После заката над западным горизонтом алело небо. Стемнело быстро, но под ноги я не смотрел — края кольцеобразной палубы фосфорно светились в стремительно наступивших сумерках. Я бежал и слушал музыку, которую мне на прощание в знак благодарности спела стая дельфинов-бутылконосов, которым я помог выпутаться из заброшенных рыбацких сетей у берегов Шотландии. Мои мысли вернулись к работе, чёрный силуэт Гавайского берега возвышался над горизонтом как исполинский кит. После извержения подводного вулкана в 2124-ом году остров Большой уже не был первым по величине, но сохранил своё историческое название.

Мои коллеги — на «Умигене» объединили учёных разных направлений — для большинства это была их первая океанская экспедиция — мечтали высадиться на твёрдую землю и отпраздновать событие. Я, сославшись на усталость, мечтал остаться в одиночестве. Как алкоголик, который под выдуманным предлогом отказывается от выпивки, лишь бы не признаваться в истинной причине отказа. Хотя совсем один я не оставался никогда — со мной плыли мои дельфины. Вот и сейчас я заметил, что дельфин по имени Криптон огибает палубу вместе со мной: его зеленовато-голубую спину я приметил ещё до заката. Примерно через каждые двадцать шагов Криптон подпрыгивал над водой и издавая радостный клич. В такие моменты я вовсе не жалел, что отказался от бега на суше.

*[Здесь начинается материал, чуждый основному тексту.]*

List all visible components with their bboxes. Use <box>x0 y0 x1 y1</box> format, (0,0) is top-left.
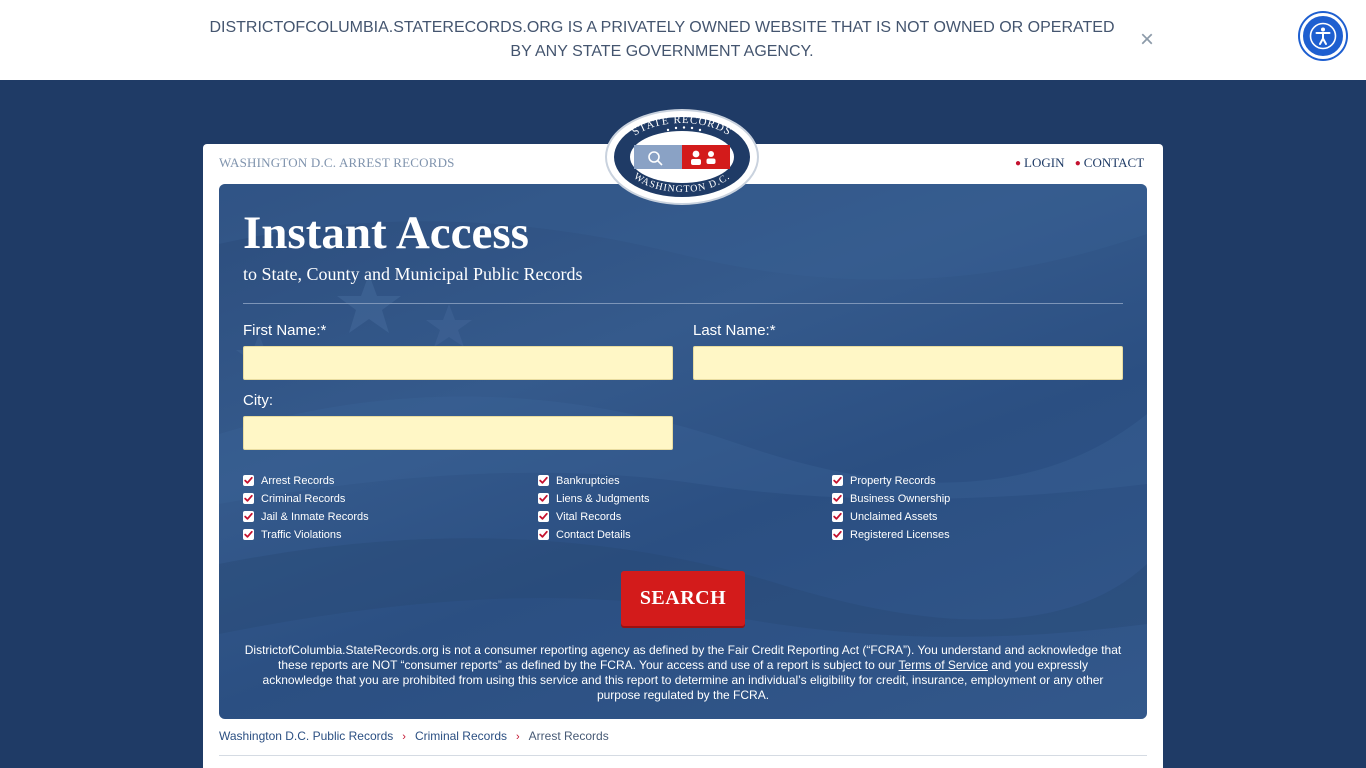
hero-title: Instant Access <box>243 207 529 259</box>
checkbox-check-icon[interactable] <box>538 511 549 522</box>
contact-link[interactable]: CONTACT <box>1084 155 1144 170</box>
hero-subtitle: to State, County and Municipal Public Re… <box>243 264 583 284</box>
checkbox-check-icon[interactable] <box>832 493 843 504</box>
last-name-input[interactable] <box>693 346 1123 380</box>
privacy-banner: DISTRICTOFCOLUMBIA.STATERECORDS.ORG IS A… <box>0 0 1366 80</box>
checkbox-check-icon[interactable] <box>832 511 843 522</box>
checkbox-label: Registered Licenses <box>850 529 950 541</box>
divider <box>219 755 1147 756</box>
checkbox-check-icon[interactable] <box>538 529 549 540</box>
login-link[interactable]: LOGIN <box>1024 155 1064 170</box>
banner-text: DISTRICTOFCOLUMBIA.STATERECORDS.ORG IS A… <box>209 19 1115 60</box>
close-icon[interactable]: × <box>1137 28 1157 52</box>
city-input[interactable] <box>243 416 673 450</box>
first-name-input[interactable] <box>243 346 673 380</box>
checkbox-label: Liens & Judgments <box>556 493 650 505</box>
accessibility-person-icon <box>1309 22 1337 50</box>
checkbox-label: Business Ownership <box>850 493 951 505</box>
checkbox-check-icon[interactable] <box>243 475 254 486</box>
checkbox-label: Arrest Records <box>261 475 335 487</box>
search-button[interactable]: SEARCH <box>621 571 745 626</box>
checkbox-check-icon[interactable] <box>243 511 254 522</box>
state-records-logo[interactable]: STATE RECORDS WASHINGTON D.C. <box>604 108 760 206</box>
checkbox-label: Jail & Inmate Records <box>261 511 369 523</box>
checkbox-check-icon[interactable] <box>538 475 549 486</box>
checkbox-check-icon[interactable] <box>243 493 254 504</box>
top-links: ● LOGIN ● CONTACT <box>1015 155 1151 171</box>
breadcrumb-public-records[interactable]: Washington D.C. Public Records <box>219 729 393 743</box>
breadcrumb-current: Arrest Records <box>528 729 609 743</box>
checkbox-label: Bankruptcies <box>556 475 620 487</box>
checkbox-check-icon[interactable] <box>243 529 254 540</box>
site-label: WASHINGTON D.C. ARREST RECORDS <box>219 155 455 170</box>
city-label: City: <box>243 392 273 409</box>
checkbox-label: Traffic Violations <box>261 529 342 541</box>
checkbox-label: Unclaimed Assets <box>850 511 938 523</box>
first-name-label: First Name:* <box>243 322 327 339</box>
checkbox-label: Property Records <box>850 475 936 487</box>
terms-of-service-link[interactable]: Terms of Service <box>899 658 988 672</box>
fcra-disclaimer: DistrictofColumbia.StateRecords.org is n… <box>243 643 1123 703</box>
bullet-icon: ● <box>1015 158 1022 169</box>
checkbox-label: Vital Records <box>556 511 622 523</box>
bullet-icon: ● <box>1074 158 1081 169</box>
chevron-right-icon: › <box>516 731 520 743</box>
checkbox-check-icon[interactable] <box>832 475 843 486</box>
checkbox-check-icon[interactable] <box>832 529 843 540</box>
last-name-label: Last Name:* <box>693 322 776 339</box>
checkbox-label: Criminal Records <box>261 493 346 505</box>
breadcrumb: Washington D.C. Public Records › Criminal … <box>219 729 609 743</box>
checkbox-label: Contact Details <box>556 529 631 541</box>
chevron-right-icon: › <box>402 731 406 743</box>
hero-divider <box>243 303 1123 304</box>
checkbox-check-icon[interactable] <box>538 493 549 504</box>
breadcrumb-criminal-records[interactable]: Criminal Records <box>415 729 507 743</box>
accessibility-button[interactable] <box>1300 13 1346 59</box>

После первого круга я краем глаза взглянул на очертания гавайских вулканов; мысленно я перенёсся сюда, только несколькими годами ранее — в заключительный день моего последнего ультрамарафона, где я, пробираясь сквозь чёрные глыбы магмы и покрытыми алыми кисточками-соцветиями вечнозелёные кустарники охиа1, встретил всемогущую богиню вулканов и огня Пеле. Это было предупреждение, больше не ступать на её землю. Тогда мне чудом повезло спастись от потока горячей лавы и я никогда не узнал, как это случилось. Я понял, что если это не станет моим последним ультрамарафоном — я же жилец. По случайному стечению обстоятельств — морская болезнь другого учёного — мне предложили возглавить исследование на «Умигене» и я, недолго думая, согласился.

Ежедневные пробежки по палубе были моей законной таблеткой наркомана, чтобы не сорваться и не пуститься в бессонный бег. Строго шесть кругов по шестьсот шестьдесят с гаком метров и не шагу больше. Подобрав в начале маршрута оставленное полотенце, я спустился по ступенькам к внутреннему аквариуму. Стеклянная стена бассейна была оснащена такой же подсветкой, как и края палубы и слабо мерцала. Я вытер лицо и вгляделся вглубь воды: там было темно: солнце уже село, и хотя на «Умигене» и не было ни одних настенных часов, время суток можно было определить по количеству солнечных лучей, которые пробирались сквозь океанские волны.

— Добрый вечер, Суирью-сенсей! — меня окликнул дежурный смотритель, — у нас гости! Представляете, Лихуа и Охиа приплыли прошлой ночью и не уплывают.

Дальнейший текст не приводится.